We propose a safety strategy for Carbon that aims for incrementally increasing the compile-time proven safety while allowing for dynamic checks to cover what remains. It also prioritizes dynamic safety checks that are amenable to being optimized away or being manually disabled for performance-critical use cases where the added dynamic protections are not a viable trade-off.

Open question: probabilistic checks in the hardened build mode

This proposal explicitly discourages probabilistic checks in the hardened build mode because they won’t reliably prevent security attacks. Does the core team believe that we should put a cap on how much performance should be sacrificed for safety, putting more emphasis on probabilistic methods that would allow more attacks through?

For example, heap use-after-free detection with 100% accuracy is expected to be a significant expense for hardened builds. MarkUs is estimated to cost 10-50% CPU and 25% RAM in order to catch 100% of issues. For comparison, MTE is estimated to cost 0-20% CPU and 3-6% RAM in order to catch 93% of issues.

The CPU and RAM cost of MarkUs is significant, even by comparison with other techniques, and costs will add up as more safety is added. 93% is a reasonably high detection rate for an performance-efficient, probabilistic technique. Would the core team expect to use MTE instead MarkUs in hardened builds?

Rationale

Most of Carbon’s goals can be addressed in a somewhat piecemeal fashion. For example, there’s probably no need for our designs for generics and for sum types to coordinate how they address performance or readability. Safety, on the other hand, is much more cross-cutting, and so it’s important for us to approach it consistently across the whole language. This proposal gives us a common vocabulary for discussing safety, establishes some well-motivated common principles, and provides an overall strategy based on those principles, all of which will be essential to achieving that consistency.

This proposal gives a solid basis for thinking about safety in future proposals. The pragmatic choice to focus on the security aspects of safety seems well-aligned with Carbon’s goals. In particular, a more idealistic approach to safety, in which every language construct has bounded behavior, would be likely to result in safety being prioritized over performance. By instead considering safety largely from the perspective of security vulnerabilities, and accepting that there will be cases where the pragmatic choice is hardening rather than static or dynamic checks, we can focus on delivering practical safety without being overly distracted from other goals.

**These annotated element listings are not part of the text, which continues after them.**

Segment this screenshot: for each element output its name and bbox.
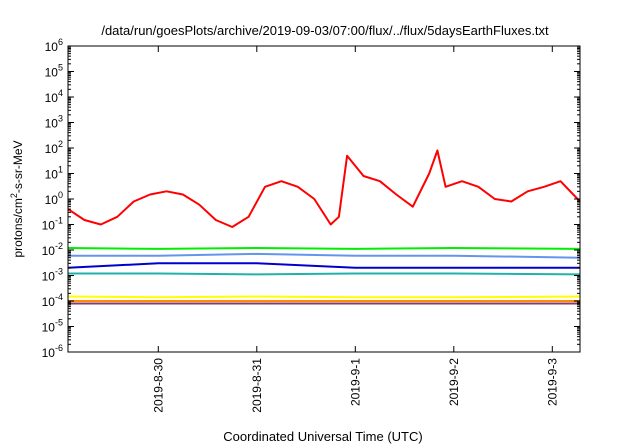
y-tick-base: 10 [45, 117, 59, 131]
y-tick-base: 10 [42, 346, 56, 360]
y-tick-exponent: 2 [58, 139, 63, 149]
y-tick-base: 10 [45, 142, 59, 156]
y-tick-label: 100 [45, 190, 63, 207]
y-tick-label: 10-5 [42, 318, 63, 335]
y-tick-exponent: 5 [58, 63, 63, 73]
y-tick-base: 10 [45, 40, 59, 54]
y-tick-base: 10 [42, 295, 56, 309]
y-tick-base: 10 [42, 321, 56, 335]
y-tick-exponent: -2 [55, 241, 63, 251]
y-tick-base: 10 [45, 193, 59, 207]
plot-series [67, 149, 581, 305]
x-axis-label: Coordinated Universal Time (UTC) [223, 429, 422, 444]
x-tick-label: 2019-9-2 [447, 358, 461, 406]
y-tick-exponent: -5 [55, 318, 63, 328]
series-line-2 [68, 252, 581, 259]
chart-title: /data/run/goesPlots/archive/2019-09-03/0… [101, 23, 549, 38]
x-axis: 2019-8-30 2019-8-31 2019-9-1 2019-9-2 2019-9… [151, 46, 559, 413]
y-tick-label: 103 [45, 114, 63, 131]
y-tick-label: 10-3 [42, 267, 63, 284]
y-tick-label: 101 [45, 165, 63, 182]
y-tick-label: 106 [45, 37, 63, 54]
y-tick-label: 104 [45, 88, 63, 105]
y-axis-label-unit: -s-sr-MeV [11, 140, 25, 193]
y-axis-label: protons/cm2-s-sr-MeV [9, 140, 25, 257]
series-line-4 [68, 272, 581, 276]
y-tick-exponent: 4 [58, 88, 63, 98]
series-line-5 [67, 295, 581, 299]
y-tick-label: 10-2 [42, 241, 63, 258]
y-tick-base: 10 [45, 91, 59, 105]
series-line-1 [67, 247, 581, 250]
y-tick-label: 10-6 [42, 343, 63, 360]
y-tick-label: 105 [45, 63, 63, 80]
y-axis-label-main: protons/cm [11, 198, 25, 257]
y-tick-label: 102 [45, 139, 63, 156]
y-tick-exponent: 0 [58, 190, 63, 200]
x-tick-label: 2019-9-1 [348, 358, 362, 406]
plot-frame [67, 45, 581, 353]
y-tick-base: 10 [42, 244, 56, 258]
x-tick-label: 2019-9-3 [545, 358, 559, 406]
series-line-0 [67, 149, 581, 228]
y-tick-label: 10-4 [42, 292, 63, 309]
y-tick-base: 10 [42, 270, 56, 284]
y-tick-base: 10 [45, 168, 59, 182]
y-tick-exponent: -4 [55, 292, 63, 302]
y-tick-exponent: 3 [58, 114, 63, 124]
y-tick-exponent: 6 [58, 37, 63, 47]
y-tick-base: 10 [42, 219, 56, 233]
x-tick-label: 2019-8-30 [151, 358, 165, 413]
y-axis-label-exponent: 2 [9, 193, 19, 198]
y-axis: 10-610-510-410-310-210-11001011021031041… [42, 37, 580, 360]
y-tick-base: 10 [45, 66, 59, 80]
y-tick-label: 10-1 [42, 216, 63, 233]
y-tick-exponent: -3 [55, 267, 63, 277]
y-tick-exponent: -1 [55, 216, 63, 226]
y-tick-exponent: 1 [58, 165, 63, 175]
y-tick-exponent: -6 [55, 343, 63, 353]
x-tick-label: 2019-8-31 [250, 358, 264, 413]
series-line-3 [67, 262, 580, 269]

It is critical that Carbon use build modes to enable writing performance-optimized code (much like C++ today) that can still be built and deployed at reasonable engineering cost with strong guarantees around memory safety for the purposes of security. We think this proposal provides that foundation.

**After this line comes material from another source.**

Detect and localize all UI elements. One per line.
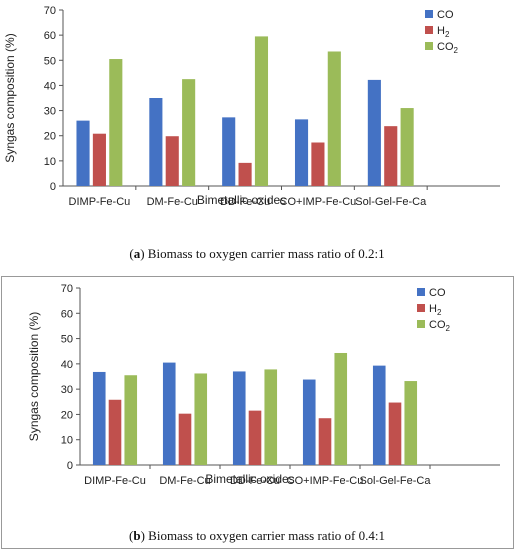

Note: The decision by the core team included a request to clarify the wording on build modes as described in chandlerc’s post (broken link: https://forums.carbon-lang.dev/t/request-for-decision-language-level-safety-strategy/196/6) on the decision thread.

Open questions

Does the core team believe that we should put a cap on how much performance should be sacrificed for safety, putting more emphasis on probabilistic methods that would allow more attacks through?

There is no cap at this point. Where possible, static checking should be used. In practice, there will be some who will not use the safest option until the cost gets low enough.